In most of the rest of the world, parent-child co-sleeping is well-established, as we have found in our studies in Africa (Nigeria, Kenya and Zambia), Asia (Nepal, India) and Latin America (Mexico, Colombia) and as other anthropologists have reported from other sites in those areas. Indeed, many parents think it’s downright cruel to put a baby in a separate room or even a separate bed. Who would do such a heartless thing?

… The proven benefits of mother-infant co-sleeping far outweigh the largely imaginary risks. Putting a baby in a separate room at night encumbers parents and leads to their exhaustion without guaranteeing the safety or future char­acter development of their children.

… if Americans looked to parents in other cultures, they would perhaps realize that the “best” way to raise a child is not necessarily the most difficult, and ease up a bit.

Robert & Sarah LeVine
Los Angeles Times

How to reform policing from within

You have to understand the police and their worldview. …
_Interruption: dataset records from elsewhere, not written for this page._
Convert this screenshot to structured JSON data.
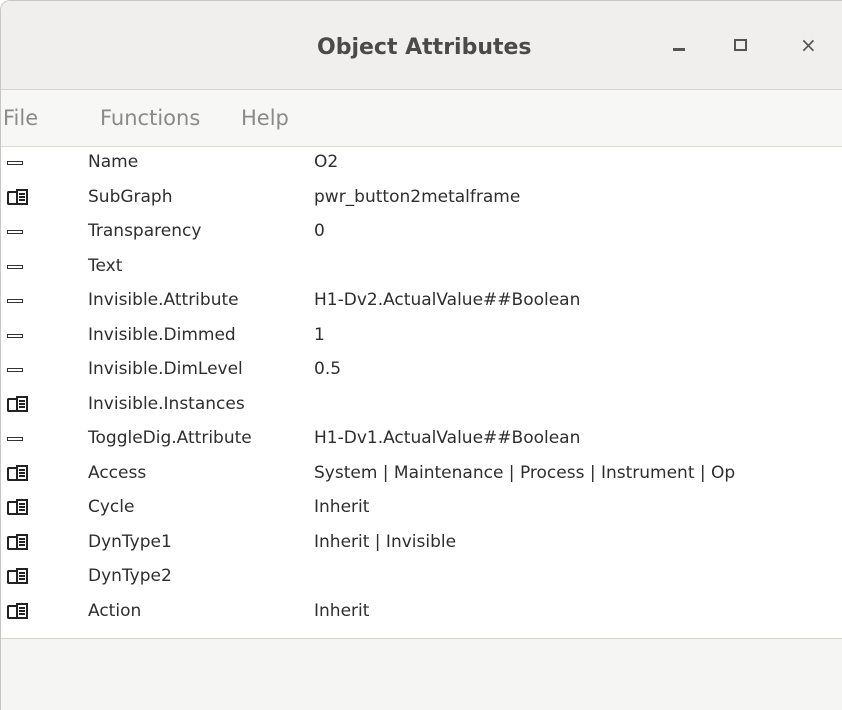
{
  "window": {
    "title": "Object Attributes"
  },
  "controls": {
    "minimize": "–",
    "maximize": "□",
    "close": "×"
  },
  "menu": {
    "file": "File",
    "functions": "Functions",
    "help": "Help"
  },
  "attributes": [
    {
      "icon": "dash-icon",
      "name": "Name",
      "value": "O2"
    },
    {
      "icon": "folder-icon",
      "name": "SubGraph",
      "value": "pwr_button2metalframe"
    },
    {
      "icon": "dash-icon",
      "name": "Transparency",
      "value": "0"
    },
    {
      "icon": "dash-icon",
      "name": "Text",
      "value": ""
    },
    {
      "icon": "dash-icon",
      "name": "Invisible.Attribute",
      "value": "H1-Dv2.ActualValue##Boolean"
    },
    {
      "icon": "dash-icon",
      "name": "Invisible.Dimmed",
      "value": "1"
    },
    {
      "icon": "dash-icon",
      "name": "Invisible.DimLevel",
      "value": "0.5"
    },
    {
      "icon": "folder-icon",
      "name": "Invisible.Instances",
      "value": ""
    },
    {
      "icon": "dash-icon",
      "name": "ToggleDig.Attribute",
      "value": "H1-Dv1.ActualValue##Boolean"
    },
    {
      "icon": "folder-icon",
      "name": "Access",
      "value": "System | Maintenance | Process | Instrument | Op"
    },
    {
      "icon": "folder-icon",
      "name": "Cycle",
      "value": "Inherit"
    },
    {
      "icon": "folder-icon",
      "name": "DynType1",
      "value": "Inherit | Invisible"
    },
    {
      "icon": "folder-icon",
      "name": "DynType2",
      "value": ""
    },
    {
      "icon": "folder-icon",
      "name": "Action",
      "value": "Inherit"
    }
  ]
}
You have to show them you care about them, their safety, job satisfaction and careers. And you have to prove it by making fundamental changes in management, equipment, working conditions, training, discipline and operations.

Then you have to motivate other leaders in the organization to share your vision and sense of urgency. You have to reach out to the idealist who lives in the heart of many a cynical cop, the officer who joined the police to help people and make a better world. This is a profession in which you can have a life of significance, a life that matters.

William J. Bratton
The New York Times

Your vote matters

Now, maybe you don’t care. Maybe you consider center-left policies just as bad as hard-right policies. And maybe you have somehow managed to reconcile that disdain with tolerance for libertarian free-market mania. If so, by all means vote for Mr. Johnson.

But don’t vote for a minor-party candidate to make a statement. Nobody cares.

… Can you really imagine a triumphant Mr. Trump showing restraint out of respect for all those libertarian votes?

Your vote matters, and you should act accordingly — which means thinking seriously about what you want to see happen to America.

Paul Krugman
The New York Times


Politicians are going to have to work very hard to earn back the trust of the people. …

Democracy has to deliver — not just to the rich but the most vulnerable. This is a fundamental lesson of recent times.

When democracy creates wealth on a broad scale there is no tension between it and capitalism. But when that is not the case, the value of democracy becomes less clear to some. There are tremendous tensions between democratic national sovereignty, open global markets and mass migration.

The answer is not to build walls. Western societies need to build education and innovation and opportunity. A time of great uncertainty is upon the world.

Roger Cohen
The New York Times

College rankings are a joke

The rankings nourish the myth that the richest, most selective colleges have some corner on superior education; don’t adequately recognize public institutions that prioritize access and affordability; and do insufficient justice to the particular virtues of individual campuses.

… But those rankings are front and center, fostering the idea that schools are brands in competition with one another. The rankings elevate clout above learning, which isn’t as easily measured.

Intentionally or not, they fuel a frenzy to get into the most selective schools. They can’t adjust for how well certain colleges serve certain ambitions.

Frank Bruni
The New York Times

Why Edward Snowden should be pardoned

Cases like Edward Snowden’s are precisely the reason the president’s constitutional pardon power exists.

Obama has prosecuted more whistleblowers than any other president in U.S. history. Pardoning Snowden won’t undo that legacy, but it will help affirm the critical role whistleblowers have always played in helping our country correct for government overreach. It will also signal that citizens must have a seat at the table in deciding how we run our democracy.